Financial professionals can use this merger of data in order to get a holistic view of their market share and understand how to better manage their existing customers. For instance, customers considered to have a higher lifetime value will be managed separately in order to improve retention and loyalty towards the brand.
On the same note, new customers’ data will be managed with a different goal in mind, to increase their desire to learn more about products and options.
It should be clear by now that Data Science, and all its perks, is a field crucial for the world of finance. The methods listed above represent only a sliver of the way financial specialists use data in their daily operations, and yet they are quite impressive.
But Data Science is a valuable field for all businesses, regardless of their domain of activity. Therefore, whether you’re a regular entrepreneur or you hope to become a stockbroker in the near future, it’s important to find ways to enrich your knowledge base and improve your skillset.
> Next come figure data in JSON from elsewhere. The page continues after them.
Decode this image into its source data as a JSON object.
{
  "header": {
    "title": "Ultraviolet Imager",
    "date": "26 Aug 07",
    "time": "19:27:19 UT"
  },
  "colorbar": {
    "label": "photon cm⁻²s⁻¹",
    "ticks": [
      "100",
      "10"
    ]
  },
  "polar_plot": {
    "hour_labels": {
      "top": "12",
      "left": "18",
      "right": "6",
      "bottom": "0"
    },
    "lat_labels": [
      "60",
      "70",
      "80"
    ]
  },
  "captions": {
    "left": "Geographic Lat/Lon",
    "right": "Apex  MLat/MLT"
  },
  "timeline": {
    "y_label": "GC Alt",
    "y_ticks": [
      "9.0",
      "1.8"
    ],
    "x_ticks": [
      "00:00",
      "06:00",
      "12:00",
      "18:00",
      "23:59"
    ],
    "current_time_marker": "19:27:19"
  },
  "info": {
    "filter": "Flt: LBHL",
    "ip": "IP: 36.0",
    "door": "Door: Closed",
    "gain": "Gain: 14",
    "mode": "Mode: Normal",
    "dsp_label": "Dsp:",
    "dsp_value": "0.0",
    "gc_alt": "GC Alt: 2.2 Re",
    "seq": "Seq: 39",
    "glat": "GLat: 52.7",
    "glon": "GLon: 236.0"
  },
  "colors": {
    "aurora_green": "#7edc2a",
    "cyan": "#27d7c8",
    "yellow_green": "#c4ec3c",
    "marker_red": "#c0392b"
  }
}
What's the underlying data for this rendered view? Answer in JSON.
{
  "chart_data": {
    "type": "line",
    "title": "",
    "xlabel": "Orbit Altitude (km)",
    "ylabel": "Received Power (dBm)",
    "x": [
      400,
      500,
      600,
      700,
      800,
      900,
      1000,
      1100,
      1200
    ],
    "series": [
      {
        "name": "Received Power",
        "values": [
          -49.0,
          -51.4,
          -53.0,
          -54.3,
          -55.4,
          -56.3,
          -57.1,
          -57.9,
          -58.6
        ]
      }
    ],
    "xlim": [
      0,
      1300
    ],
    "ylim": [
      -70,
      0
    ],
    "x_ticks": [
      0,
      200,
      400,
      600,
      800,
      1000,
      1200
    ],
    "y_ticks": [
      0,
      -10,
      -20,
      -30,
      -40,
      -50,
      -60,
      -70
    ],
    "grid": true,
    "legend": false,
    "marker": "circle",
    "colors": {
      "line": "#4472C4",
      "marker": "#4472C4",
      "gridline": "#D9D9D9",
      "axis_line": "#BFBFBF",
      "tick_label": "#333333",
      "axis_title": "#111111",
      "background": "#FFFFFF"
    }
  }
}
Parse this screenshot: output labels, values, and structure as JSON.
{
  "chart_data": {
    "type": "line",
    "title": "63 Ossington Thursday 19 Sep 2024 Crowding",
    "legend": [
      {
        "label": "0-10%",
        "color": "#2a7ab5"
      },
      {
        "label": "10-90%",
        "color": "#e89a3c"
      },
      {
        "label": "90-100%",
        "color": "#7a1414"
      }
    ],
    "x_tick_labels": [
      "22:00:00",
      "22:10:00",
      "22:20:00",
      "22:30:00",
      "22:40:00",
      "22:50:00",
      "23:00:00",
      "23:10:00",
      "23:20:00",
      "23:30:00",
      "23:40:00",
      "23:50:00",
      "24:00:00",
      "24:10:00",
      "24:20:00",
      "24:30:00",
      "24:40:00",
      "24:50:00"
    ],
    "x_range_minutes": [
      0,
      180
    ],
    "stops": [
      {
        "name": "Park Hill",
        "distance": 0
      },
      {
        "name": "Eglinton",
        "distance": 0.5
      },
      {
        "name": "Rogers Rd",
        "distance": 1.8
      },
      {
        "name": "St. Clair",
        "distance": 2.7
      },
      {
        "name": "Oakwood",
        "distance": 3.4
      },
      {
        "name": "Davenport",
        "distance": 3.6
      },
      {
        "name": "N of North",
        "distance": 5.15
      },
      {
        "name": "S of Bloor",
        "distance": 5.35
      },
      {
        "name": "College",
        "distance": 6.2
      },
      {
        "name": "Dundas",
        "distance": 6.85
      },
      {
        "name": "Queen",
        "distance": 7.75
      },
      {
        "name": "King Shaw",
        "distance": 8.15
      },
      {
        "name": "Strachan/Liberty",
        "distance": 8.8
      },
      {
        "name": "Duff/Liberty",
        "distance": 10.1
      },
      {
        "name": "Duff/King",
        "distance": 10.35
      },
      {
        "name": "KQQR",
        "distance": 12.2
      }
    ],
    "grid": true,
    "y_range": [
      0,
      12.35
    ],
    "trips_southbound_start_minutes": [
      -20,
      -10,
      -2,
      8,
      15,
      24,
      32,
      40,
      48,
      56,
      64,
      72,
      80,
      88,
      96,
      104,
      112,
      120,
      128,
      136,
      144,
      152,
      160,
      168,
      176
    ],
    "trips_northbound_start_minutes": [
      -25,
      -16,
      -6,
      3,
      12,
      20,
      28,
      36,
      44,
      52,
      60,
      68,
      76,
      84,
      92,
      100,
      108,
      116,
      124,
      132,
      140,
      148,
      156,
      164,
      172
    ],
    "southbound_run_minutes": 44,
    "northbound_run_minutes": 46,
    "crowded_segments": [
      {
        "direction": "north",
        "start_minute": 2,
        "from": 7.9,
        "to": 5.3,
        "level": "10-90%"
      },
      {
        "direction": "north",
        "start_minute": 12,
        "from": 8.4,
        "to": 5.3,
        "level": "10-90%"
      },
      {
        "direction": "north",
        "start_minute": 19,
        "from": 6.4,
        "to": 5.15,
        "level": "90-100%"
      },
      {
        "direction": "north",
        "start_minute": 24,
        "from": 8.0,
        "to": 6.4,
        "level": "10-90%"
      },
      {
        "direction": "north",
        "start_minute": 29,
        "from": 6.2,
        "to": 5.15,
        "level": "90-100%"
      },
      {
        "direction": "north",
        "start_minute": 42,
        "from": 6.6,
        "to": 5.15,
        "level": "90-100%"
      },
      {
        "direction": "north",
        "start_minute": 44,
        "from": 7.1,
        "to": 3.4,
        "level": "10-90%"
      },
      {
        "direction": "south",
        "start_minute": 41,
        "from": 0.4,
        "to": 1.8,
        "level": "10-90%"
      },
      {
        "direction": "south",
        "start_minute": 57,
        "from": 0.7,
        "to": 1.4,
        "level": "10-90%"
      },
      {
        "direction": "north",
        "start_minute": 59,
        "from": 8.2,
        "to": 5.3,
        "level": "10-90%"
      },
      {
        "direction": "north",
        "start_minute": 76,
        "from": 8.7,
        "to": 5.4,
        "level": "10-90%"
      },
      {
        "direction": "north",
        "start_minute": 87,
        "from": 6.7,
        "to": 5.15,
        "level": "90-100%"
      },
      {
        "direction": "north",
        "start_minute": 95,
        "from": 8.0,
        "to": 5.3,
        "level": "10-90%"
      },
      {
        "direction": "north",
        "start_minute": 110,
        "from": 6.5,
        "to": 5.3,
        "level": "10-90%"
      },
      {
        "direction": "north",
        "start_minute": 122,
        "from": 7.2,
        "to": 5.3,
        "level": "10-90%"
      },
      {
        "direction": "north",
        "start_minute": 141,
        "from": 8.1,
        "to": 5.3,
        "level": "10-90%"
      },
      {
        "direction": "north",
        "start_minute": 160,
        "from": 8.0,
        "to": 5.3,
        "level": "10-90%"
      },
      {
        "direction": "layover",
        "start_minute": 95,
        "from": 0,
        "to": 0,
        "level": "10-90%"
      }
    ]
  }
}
Plus, it’s not just about processing Big Data to obtain valuable insight and predictions. Businesses nowadays use advanced algorithms like Machine Learning and Artificial Intelligence to interact with customers and automate routine tasks.
This trend helps entrepreneurs and financial specialists alike to create a better customer experience and improve the efficiency of their marketing campaigns (increased awareness).
Overall, the world of finance is better due to Data Science and similar technical developments. Financial organizations are more open and flexible towards customers and have better fraud-detection mechanisms. It’s a win-win scenario for both clients and businesses.